The pathway from intact protein to MHC-displayed peptide differs for the two classes. Here's a simplified overview (the full processing pathways are covered in later sections of this unit):

Class I pathway (cytosolic/endogenous):

1. Intracellular proteins (self-proteins, viral proteins, defective ribosomal products) are degraded by the proteasome in the cytosol.
2. Resulting peptides are transported into the endoplasmic reticulum (ER) by the TAP transporter (Transporter associated with Antigen Processing).
3. In the ER, peptides are loaded onto MHC class I molecules with the help of chaperones including tapasin, which bridges TAP to the class I molecule and optimizes peptide selection.
4. Stable peptide–MHC I complexes travel to the cell surface.

Class II pathway (endosomal/exogenous):

1. Extracellular material (bacteria, soluble proteins, allergens) is internalized by endocytosis or phagocytosis.
2. Proteins are degraded by acidic proteases in endosomes and lysosomes.
3. MHC class II molecules are synthesized in the ER with their groove blocked by the invariant chain (Ii), which prevents premature binding of ER-resident peptides. After Ii is degraded in the endosomal compartment, a small fragment called CLIP remains in the groove.
4. HLA-DM catalyzes the exchange of CLIP for antigenic peptides. HLA-DO acts as a negative regulator of HLA-DM in certain cell types (particularly B cells), adding another layer of control.
5. Loaded MHC II complexes are transported to the cell surface.

T cell recognition requires the T cell receptor (TCR) to contact both the peptide and the MHC molecule simultaneously. The co-receptor (CD8 for class I, CD4 for class II) binds a conserved region on the MHC molecule, stabilizing the interaction and boosting intracellular signaling. This three-way contact (TCR + peptide-MHC + co-receptor) forms the core of the immunological synapse.

Once activated, T cells undergo clonal expansion and differentiate into effector cells. CD8+ T cells become cytotoxic lymphocytes (CTLs). CD4+ T cells differentiate into helper subsets (Th1, Th2, Th17, Tfh, etc.) depending on the cytokine environment, and these subsets direct different arms of the immune response.

Expression Patterns of MHC Classes

MHC class I is expressed on nearly all nucleated cells. Red blood cells lack it (they lack a nucleus), and a few other cell types express very low levels. Lymphocytes and macrophages express particularly high levels.

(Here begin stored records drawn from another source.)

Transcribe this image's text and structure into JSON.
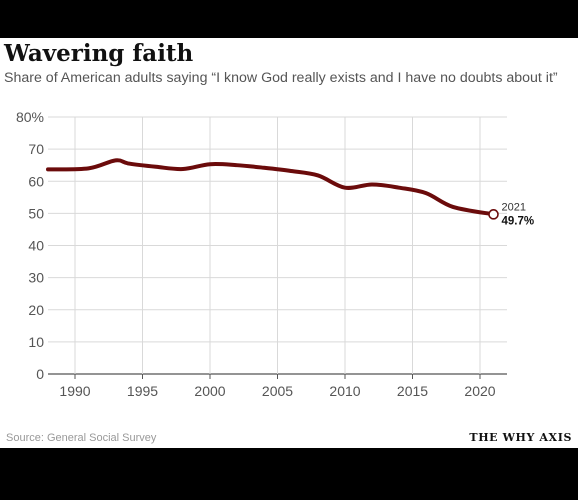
{
  "brand": "THE WHY AXIS",
  "source": "Source: General Social Survey",
  "chart_data": {
    "type": "line",
    "title": "Wavering faith",
    "subtitle": "Share of American adults saying “I know God really exists and I have no doubts about it”",
    "xlabel": "",
    "ylabel": "",
    "xlim": [
      1988,
      2022
    ],
    "ylim": [
      0,
      80
    ],
    "x_ticks": [
      1990,
      1995,
      2000,
      2005,
      2010,
      2015,
      2020
    ],
    "y_ticks": [
      0,
      10,
      20,
      30,
      40,
      50,
      60,
      70,
      80
    ],
    "y_tick_labels": [
      "0",
      "10",
      "20",
      "30",
      "40",
      "50",
      "60",
      "70",
      "80%"
    ],
    "grid": true,
    "legend": "none",
    "series": [
      {
        "color": "#6b0b0b",
        "x": [
          1988,
          1991,
          1993,
          1994,
          1996,
          1998,
          2000,
          2002,
          2004,
          2006,
          2008,
          2010,
          2012,
          2014,
          2016,
          2018,
          2021
        ],
        "y": [
          63.7,
          64.0,
          66.5,
          65.5,
          64.5,
          63.8,
          65.3,
          65.0,
          64.2,
          63.2,
          61.8,
          58.0,
          59.0,
          58.0,
          56.3,
          52.0,
          49.7
        ]
      }
    ],
    "annotation": {
      "year": "2021",
      "value": "49.7%",
      "x": 2021,
      "y": 49.7
    }
  }
}
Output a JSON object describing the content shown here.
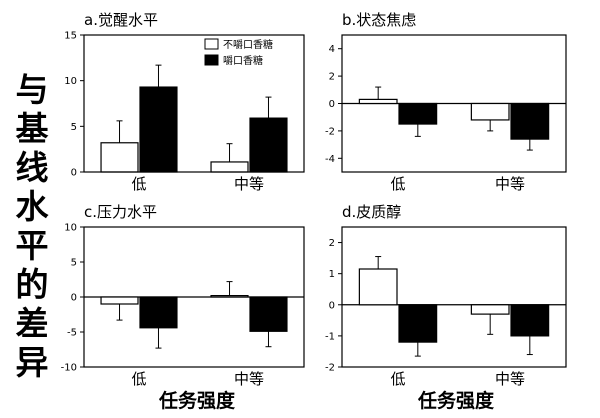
{
  "figure": {
    "ylabel_chars": [
      "与",
      "基",
      "线",
      "水",
      "平",
      "的",
      "差",
      "异"
    ],
    "xlabel_left": "任务强度",
    "xlabel_right": "任务强度"
  },
  "chart_data": [
    {
      "type": "bar",
      "title": "a.觉醒水平",
      "categories": [
        "低",
        "中等"
      ],
      "series": [
        {
          "name": "不嚼口香糖",
          "values": [
            3.2,
            1.1
          ],
          "errors": [
            2.4,
            2.0
          ],
          "color": "#ffffff"
        },
        {
          "name": "嚼口香糖",
          "values": [
            9.3,
            5.9
          ],
          "errors": [
            2.4,
            2.3
          ],
          "color": "#000000"
        }
      ],
      "ylim": [
        0,
        15
      ],
      "yticks": [
        0,
        5,
        10,
        15
      ],
      "legend": "top-left",
      "xlabel": "",
      "ylabel": ""
    },
    {
      "type": "bar",
      "title": "b.状态焦虑",
      "categories": [
        "低",
        "中等"
      ],
      "series": [
        {
          "name": "不嚼口香糖",
          "values": [
            0.3,
            -1.2
          ],
          "errors": [
            0.9,
            0.8
          ],
          "color": "#ffffff"
        },
        {
          "name": "嚼口香糖",
          "values": [
            -1.5,
            -2.6
          ],
          "errors": [
            0.9,
            0.8
          ],
          "color": "#000000"
        }
      ],
      "ylim": [
        -5,
        5
      ],
      "yticks": [
        -4,
        -2,
        0,
        2,
        4
      ],
      "xlabel": "",
      "ylabel": ""
    },
    {
      "type": "bar",
      "title": "c.压力水平",
      "categories": [
        "低",
        "中等"
      ],
      "series": [
        {
          "name": "不嚼口香糖",
          "values": [
            -1.0,
            0.2
          ],
          "errors": [
            2.3,
            2.0
          ],
          "color": "#ffffff"
        },
        {
          "name": "嚼口香糖",
          "values": [
            -4.4,
            -4.9
          ],
          "errors": [
            2.9,
            2.2
          ],
          "color": "#000000"
        }
      ],
      "ylim": [
        -10,
        10
      ],
      "yticks": [
        -10,
        -5,
        0,
        5,
        10
      ],
      "xlabel": "",
      "ylabel": ""
    },
    {
      "type": "bar",
      "title": "d.皮质醇",
      "categories": [
        "低",
        "中等"
      ],
      "series": [
        {
          "name": "不嚼口香糖",
          "values": [
            1.15,
            -0.3
          ],
          "errors": [
            0.4,
            0.65
          ],
          "color": "#ffffff"
        },
        {
          "name": "嚼口香糖",
          "values": [
            -1.2,
            -1.0
          ],
          "errors": [
            0.45,
            0.6
          ],
          "color": "#000000"
        }
      ],
      "ylim": [
        -2,
        2.5
      ],
      "yticks": [
        -2,
        -1,
        0,
        1,
        2
      ],
      "xlabel": "",
      "ylabel": ""
    }
  ]
}
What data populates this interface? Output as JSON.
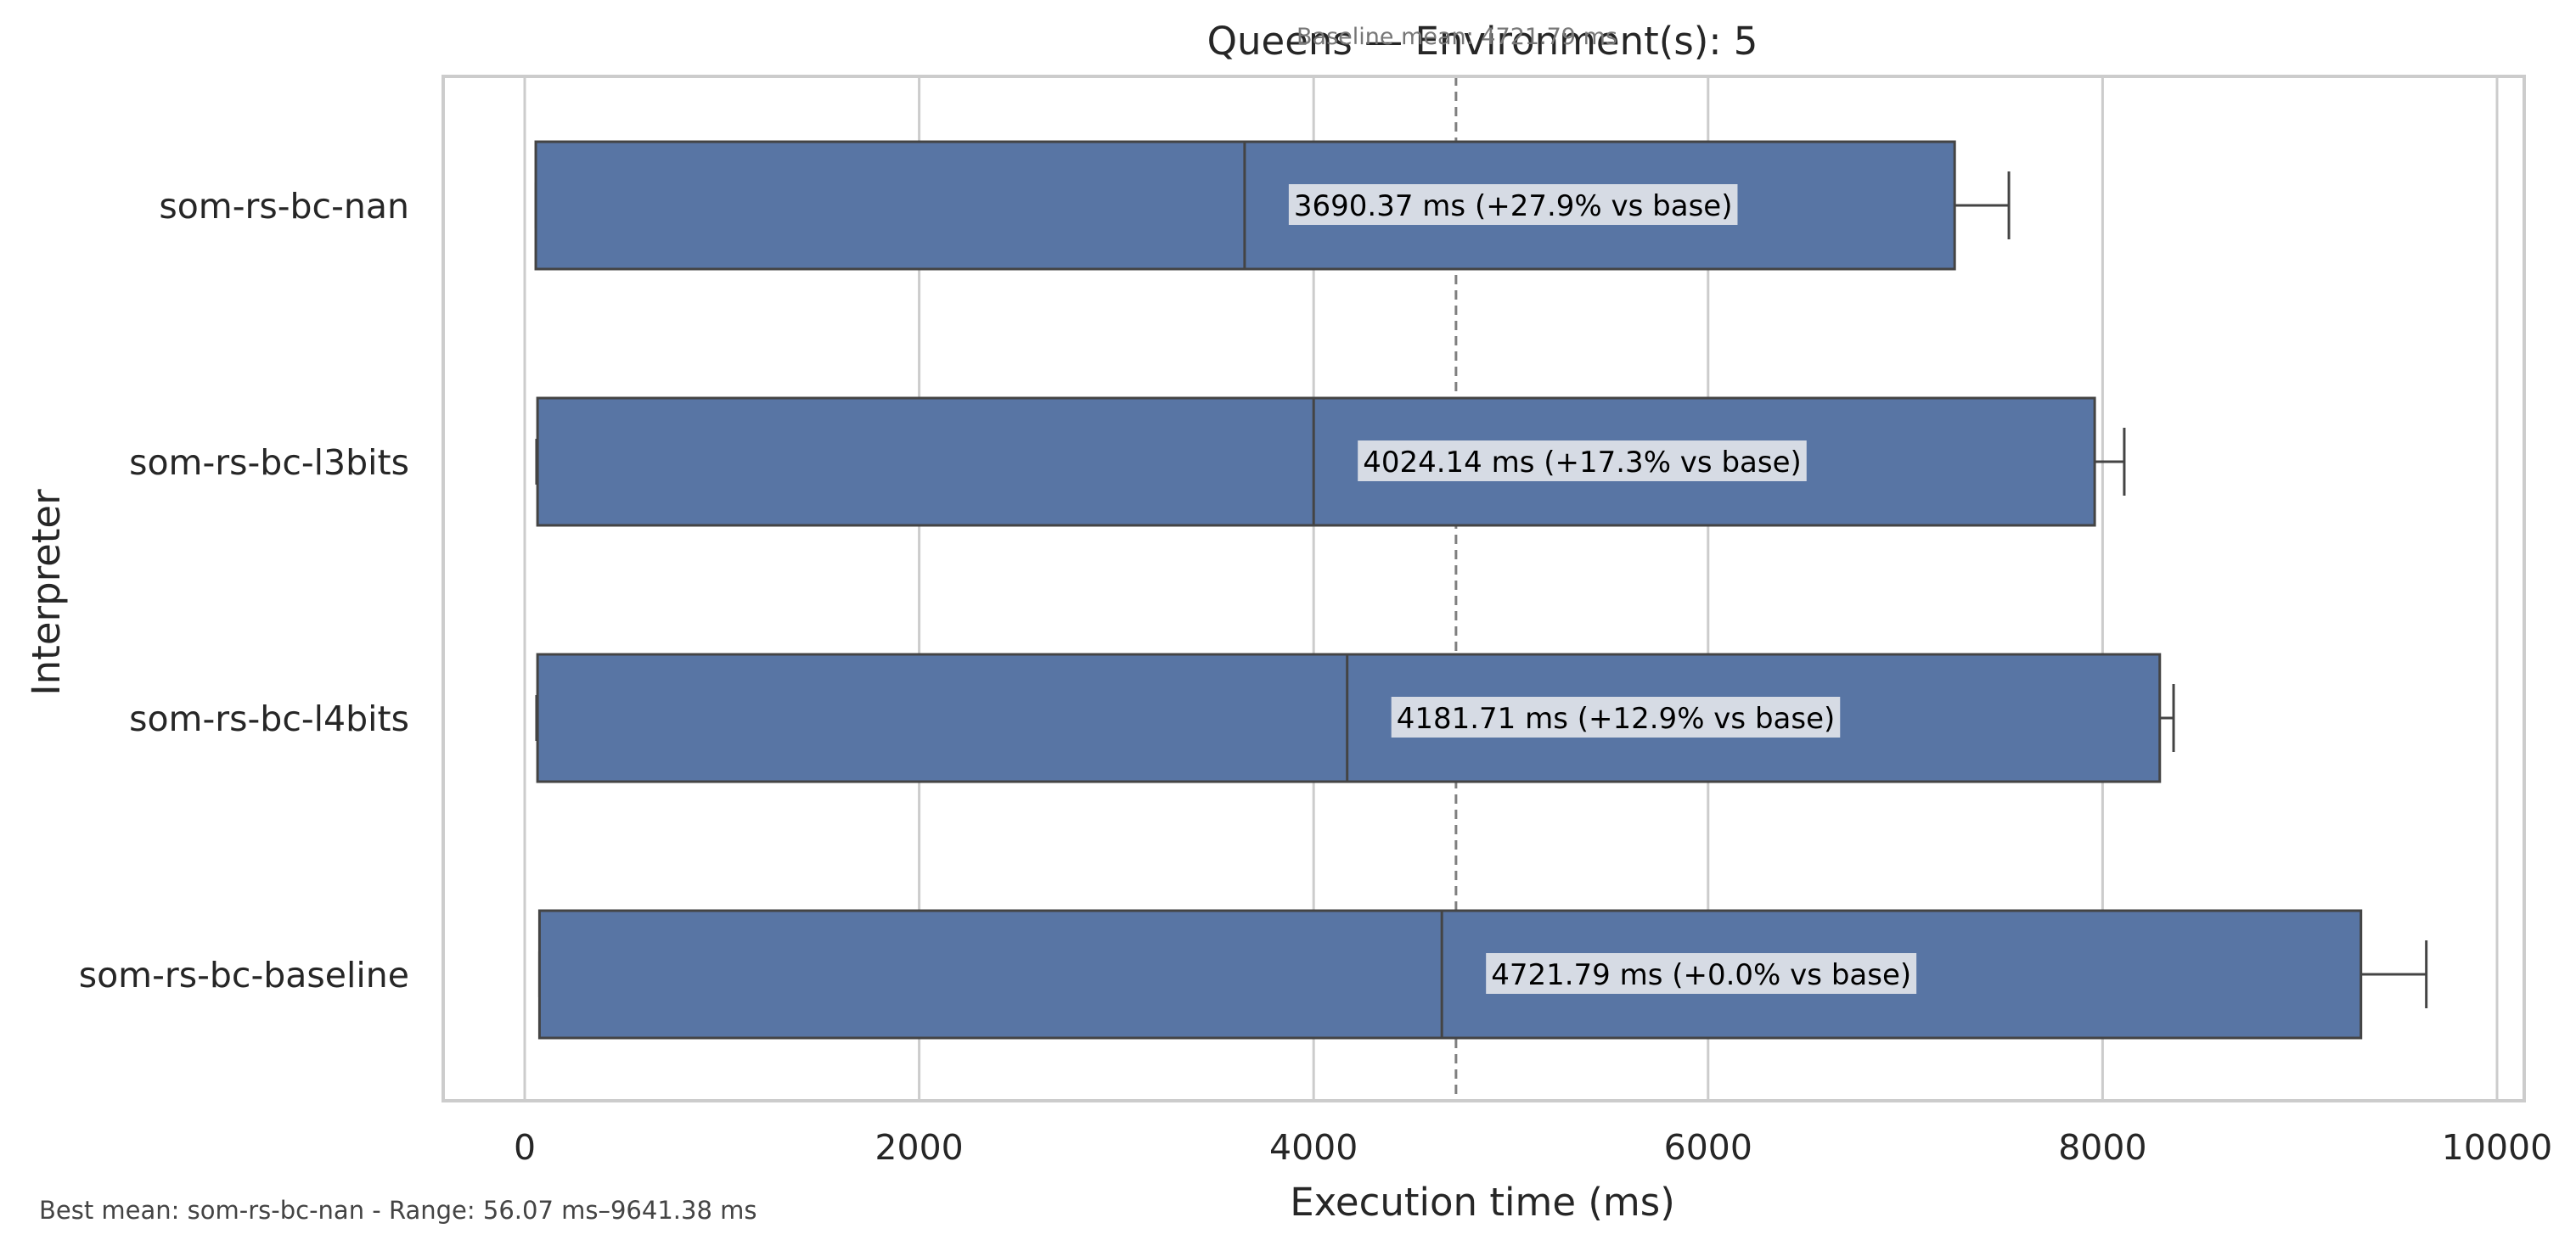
{
  "chart_data": {
    "type": "boxplot",
    "title": "Queens — Environment(s): 5",
    "annotation": "Baseline mean: 4721.79 ms",
    "xlabel": "Execution time (ms)",
    "ylabel": "Interpreter",
    "xlim": [
      -100,
      10050
    ],
    "xticks": [
      0,
      2000,
      4000,
      6000,
      8000,
      10000
    ],
    "xtick_labels": [
      "0",
      "2000",
      "4000",
      "6000",
      "8000",
      "10000"
    ],
    "grid": true,
    "baseline_mean": 4721.79,
    "bar_color": "#5875a4",
    "edge_color": "#444444",
    "categories": [
      "som-rs-bc-nan",
      "som-rs-bc-l3bits",
      "som-rs-bc-l4bits",
      "som-rs-bc-baseline"
    ],
    "series": [
      {
        "category": "som-rs-bc-nan",
        "box": [
          56.07,
          7250
        ],
        "median": 3650,
        "whisker_low": 56.07,
        "whisker_high": 7525,
        "label": "3690.37 ms  (+27.9% vs base)"
      },
      {
        "category": "som-rs-bc-l3bits",
        "box": [
          65,
          7960
        ],
        "median": 4000,
        "whisker_low": 60,
        "whisker_high": 8110,
        "label": "4024.14 ms  (+17.3% vs base)"
      },
      {
        "category": "som-rs-bc-l4bits",
        "box": [
          65,
          8290
        ],
        "median": 4170,
        "whisker_low": 60,
        "whisker_high": 8360,
        "label": "4181.71 ms  (+12.9% vs base)"
      },
      {
        "category": "som-rs-bc-baseline",
        "box": [
          75,
          9310
        ],
        "median": 4650,
        "whisker_low": 75,
        "whisker_high": 9641.38,
        "label": "4721.79 ms  (+0.0% vs base)"
      }
    ],
    "footer": "Best mean: som-rs-bc-nan - Range: 56.07 ms–9641.38 ms"
  }
}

This broad expression makes sense: any nucleated cell can become virally infected, so all of them need to be visible to CD8+ T cells.

MHC class II has a much more restricted distribution, found primarily on professional antigen-presenting cells (APCs):

• Dendritic cells — The most potent APCs. They're uniquely capable of activating naïve T cells and initiating primary immune responses.
• Macrophages — Present peptides from material they've phagocytosed. Particularly important for sustaining responses against intracellular bacteria.
• B cells — Capture specific antigens via their surface immunoglobulin (BCR), internalize and process them, then present peptides on MHC II to receive help from CD4+ T cells.
• Thymic epithelial cells — Express MHC II for positive and negative selection of developing T cells.
• Activated T cells (in humans, not mice) — Can upregulate MHC II, potentially presenting antigens to other T cells.

Regulation of expression:

Some MHC expression is constitutive (always on), but levels can be dynamically adjusted. The cytokine IFN-γ is a potent upregulator of both class I and class II expression. During an infection, IFN-γ released by activated T cells and NK cells increases MHC levels on surrounding cells, amplifying antigen presentation right where it's needed.

Altered expression in disease is clinically significant:

• Many viruses actively downregulate MHC class I to hide infected cells from CTLs. Examples include certain herpesvirus and HIV proteins that interfere with TAP function or redirect MHC molecules for degradation.
• Tumors frequently lose or downregulate MHC expression as an immune evasion strategy. This is one reason why NK cells are important: they're activated by the absence of MHC class I (the "missing self" hypothesis), providing a backup surveillance mechanism.